OPMnemonicDescriptionBacked by
0x00NOPretires immediately, useful as a barrierwrapper
0x10MATMUL_S8C = A * B, INT8 in / INT32 outGemmini
0x11MATMUL_S8_RELUC = relu(A * B)Gemmini
0x20CONV2D_S8NHWC INT8 convolutionGemmini im2col + array
0x21CONV2D_S8_RELUfused ReLUGemmini
0x30RELUelementwise INT8 ReLUGemmini transpose-write path
0x40MAXPOOL_S8NHWC max pool, window 2x2 or 3x3, stride 1 or 2Gemmini pooling unit
0xFEBARRIERdrains in-flight ops before retiringwrapper
0xFFFALLBACKforce CPU-fallback (test hook)CPU

Any other opcode, or a supported opcode with shape/stride/flag combinations outside the validated set, latches STATUS.error, sets err_code to the table below, and asserts IRQ_STATUS.unsupported_op.

err_codeMeaning
0x01unknown opcode
0x02shape out of range
0x03unsupported flag combination
0x04misaligned base or stride
0x05tensor outside TENSOR_MEM window
0x06bus response error (also sets bus_error)
0x07queue overflow (also sets queue_overflow)

Interrupt and error registers

irq_npu is the level output to the PLIC; it is the OR of IRQ_STATUS & IRQ_MASK. Software clears interrupts by writing 1 to the corresponding IRQ_STATUS bit.
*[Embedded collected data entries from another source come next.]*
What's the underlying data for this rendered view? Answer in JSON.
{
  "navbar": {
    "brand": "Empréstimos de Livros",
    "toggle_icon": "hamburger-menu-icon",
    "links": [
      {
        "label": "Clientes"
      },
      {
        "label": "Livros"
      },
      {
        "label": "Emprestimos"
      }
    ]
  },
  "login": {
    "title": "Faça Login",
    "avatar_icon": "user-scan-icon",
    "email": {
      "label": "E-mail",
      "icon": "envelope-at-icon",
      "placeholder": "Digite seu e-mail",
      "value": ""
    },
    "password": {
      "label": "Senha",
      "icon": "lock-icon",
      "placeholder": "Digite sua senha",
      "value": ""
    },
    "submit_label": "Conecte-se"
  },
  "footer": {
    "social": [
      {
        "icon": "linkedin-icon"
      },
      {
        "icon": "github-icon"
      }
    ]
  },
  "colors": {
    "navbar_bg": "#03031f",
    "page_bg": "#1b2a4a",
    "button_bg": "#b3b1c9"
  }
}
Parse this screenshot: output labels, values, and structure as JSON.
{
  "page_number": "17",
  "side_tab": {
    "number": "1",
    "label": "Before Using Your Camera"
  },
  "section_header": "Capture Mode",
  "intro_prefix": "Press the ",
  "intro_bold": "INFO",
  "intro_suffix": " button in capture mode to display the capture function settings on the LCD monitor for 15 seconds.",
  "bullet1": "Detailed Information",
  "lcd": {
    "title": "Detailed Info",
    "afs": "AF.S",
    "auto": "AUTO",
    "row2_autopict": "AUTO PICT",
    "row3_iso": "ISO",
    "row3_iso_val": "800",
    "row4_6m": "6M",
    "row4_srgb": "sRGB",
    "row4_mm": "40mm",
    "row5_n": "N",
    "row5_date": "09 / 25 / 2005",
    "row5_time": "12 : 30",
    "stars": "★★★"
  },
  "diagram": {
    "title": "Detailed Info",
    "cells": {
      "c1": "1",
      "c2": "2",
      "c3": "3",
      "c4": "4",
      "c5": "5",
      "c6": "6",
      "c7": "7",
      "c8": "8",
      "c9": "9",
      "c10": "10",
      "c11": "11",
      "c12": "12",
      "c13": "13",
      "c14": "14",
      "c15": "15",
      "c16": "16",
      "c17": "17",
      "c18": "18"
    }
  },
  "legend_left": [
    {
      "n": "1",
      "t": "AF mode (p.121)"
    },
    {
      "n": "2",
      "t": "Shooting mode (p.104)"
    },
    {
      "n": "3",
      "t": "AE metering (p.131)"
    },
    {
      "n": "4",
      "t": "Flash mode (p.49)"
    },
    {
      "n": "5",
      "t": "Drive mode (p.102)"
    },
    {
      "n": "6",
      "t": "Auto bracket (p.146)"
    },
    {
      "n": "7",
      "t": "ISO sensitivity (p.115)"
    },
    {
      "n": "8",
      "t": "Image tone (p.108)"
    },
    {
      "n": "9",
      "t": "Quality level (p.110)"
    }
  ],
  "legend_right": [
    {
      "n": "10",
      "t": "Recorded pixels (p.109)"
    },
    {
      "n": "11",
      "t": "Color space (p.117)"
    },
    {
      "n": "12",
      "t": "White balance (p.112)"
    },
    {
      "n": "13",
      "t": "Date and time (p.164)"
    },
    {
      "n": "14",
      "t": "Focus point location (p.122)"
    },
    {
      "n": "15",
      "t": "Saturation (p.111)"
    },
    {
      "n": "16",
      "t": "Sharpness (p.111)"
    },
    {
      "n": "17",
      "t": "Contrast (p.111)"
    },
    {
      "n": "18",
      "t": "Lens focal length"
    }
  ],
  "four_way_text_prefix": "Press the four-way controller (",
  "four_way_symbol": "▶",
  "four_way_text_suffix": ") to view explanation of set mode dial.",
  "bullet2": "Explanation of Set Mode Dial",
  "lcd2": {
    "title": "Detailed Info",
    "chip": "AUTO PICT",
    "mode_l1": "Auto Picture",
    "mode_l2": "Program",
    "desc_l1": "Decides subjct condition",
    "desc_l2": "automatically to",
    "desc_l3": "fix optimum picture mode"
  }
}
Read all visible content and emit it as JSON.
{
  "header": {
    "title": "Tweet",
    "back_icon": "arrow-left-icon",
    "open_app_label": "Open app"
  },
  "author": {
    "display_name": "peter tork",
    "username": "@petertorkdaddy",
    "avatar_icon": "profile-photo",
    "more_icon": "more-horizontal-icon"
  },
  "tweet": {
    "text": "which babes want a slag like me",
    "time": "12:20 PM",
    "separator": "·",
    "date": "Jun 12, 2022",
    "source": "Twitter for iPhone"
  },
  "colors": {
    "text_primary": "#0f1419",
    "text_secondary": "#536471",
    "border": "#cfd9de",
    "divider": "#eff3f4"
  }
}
Errors are sticky in STATUS.error until either (a) software writes CTRL.flush == 1, which drops the descriptor ring back to empty and resets STATUS/ERR_*, or (b) software writes 1 to IRQ_STATUS.error. flush is required to recover from bus_error and queue_overflow; clearing IRQ_STATUS alone is enough to dismiss unsupported_op.

CPU fallback contract

When a descriptor cannot be executed on the Gemmini engine (unsupported opcode, oversized shape, missing flag, or OP == FALLBACK), the wrapper:

  1. Does not consume the descriptor on Gemmini.
  2. Sets STATUS.error and IRQ_STATUS.unsupported_op with the descriptor index in ERR_DESC_INDEX.
  3. Increments PERF_FALLBACKS.
  4. If CTRL.cpu_fallback_select == 1, the wrapper also asserts a secondary irq_fallback line to the CPU. The kernel driver is expected to: a. Read the descriptor at ERR_DESC_INDEX. b. Execute the operation in software (kernel module / userspace delegate). c. Clear IRQ_STATUS.unsupported_op and STATUS.error. d. Advance DESC_TAIL by writing it back (writeable when CTRL.cpu_fallback_select == 1; ignored otherwise).
  5. If CTRL.cpu_fallback_select == 0, the descriptor is treated as a hard failure: the ring stalls until software issues CTRL.flush.

The contract guarantees that no descriptor is silently dropped. Either Gemmini retires it, or the CPU retires it and writes back the tag, or the ring stalls visibly via STATUS.busy == 0 && q_level > 0 && error == 1.

v0 validated envelope

Parameterv0 limit
Matmul M, N<= 1024
Matmul K<= 1024
Conv2D H, W<= 256
Conv2D C_in, C_out<= 512
Conv2D kernel1x1, 3x3, 5x5
Conv2D stride1 or 2
Pool window2x2 or 3x3
Descriptor ring length<= 256, power of two

Anything outside this envelope must surface as unsupported_op and follow the CPU fallback contract.